Heartworm preventatives do not have lasting effects, however. They clear larval heartworm infections once every 30 days. As such, they must be administered to the dog every 30 days.

It is recommended to work with a vet to get a dog on a testing schedule and give medication that kills the larval stage of the heartworm before it has the chance to mature into an adult worm and cause excessive damage.

Screening tests look for antigens that are produced by adult female heartworms. The heartworm doesn’t make the antigen the test is looking for until the heartworm is mature, and maturity occurs 7 months after an infective mosquito transmits the larval stage of heartworm via a blood meal. This is why puppies don’t need a heartworm test to start the medication that kills the larval stage.

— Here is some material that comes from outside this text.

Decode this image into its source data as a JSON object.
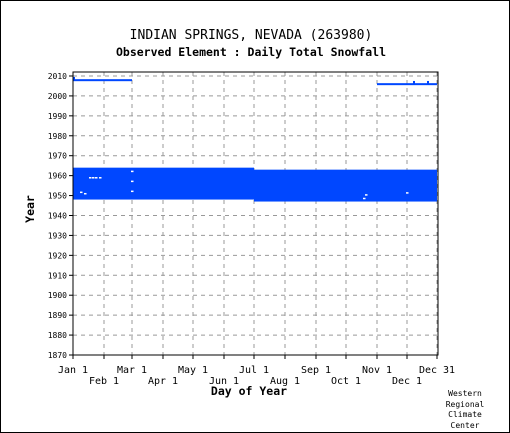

There is no way of knowing if immature worms exist, so testing is recommended 4 to 7 months after exposure. In young dogs at higher risk, testing twice in the first year is recommended. For adult dogs that are given year-round heartworm preventative monthly, or for other lower-risk patients that are given the preventative yearly, testing is often the recommendation.

How Is Heartworm Disease in Dogs Treated?

Once a dog is diagnosed with adult heartworms, the treatment is a year-long process. A series of oral and injectable medications are administered under the observation and guidance of a veterinarian, and stringent exercise restriction is necessary for many months.

Once the active infection is cleared, the dead adult heartworms continue to break down and be removed by the dog’s body. Scar tissue will always remain in the dog’s lung vessels and heart.

The Bottom Line

This internal blood parasite has life-threatening consequences for dogs — and those who consider them to be a family member — and it is prevalent in the United States. Heartworm disease in dogs is much easier to prevent than treat, so it is imperative to work with a veterinarian to develop a heartworm prevention plan specific to your dog to keep them healthy and happy.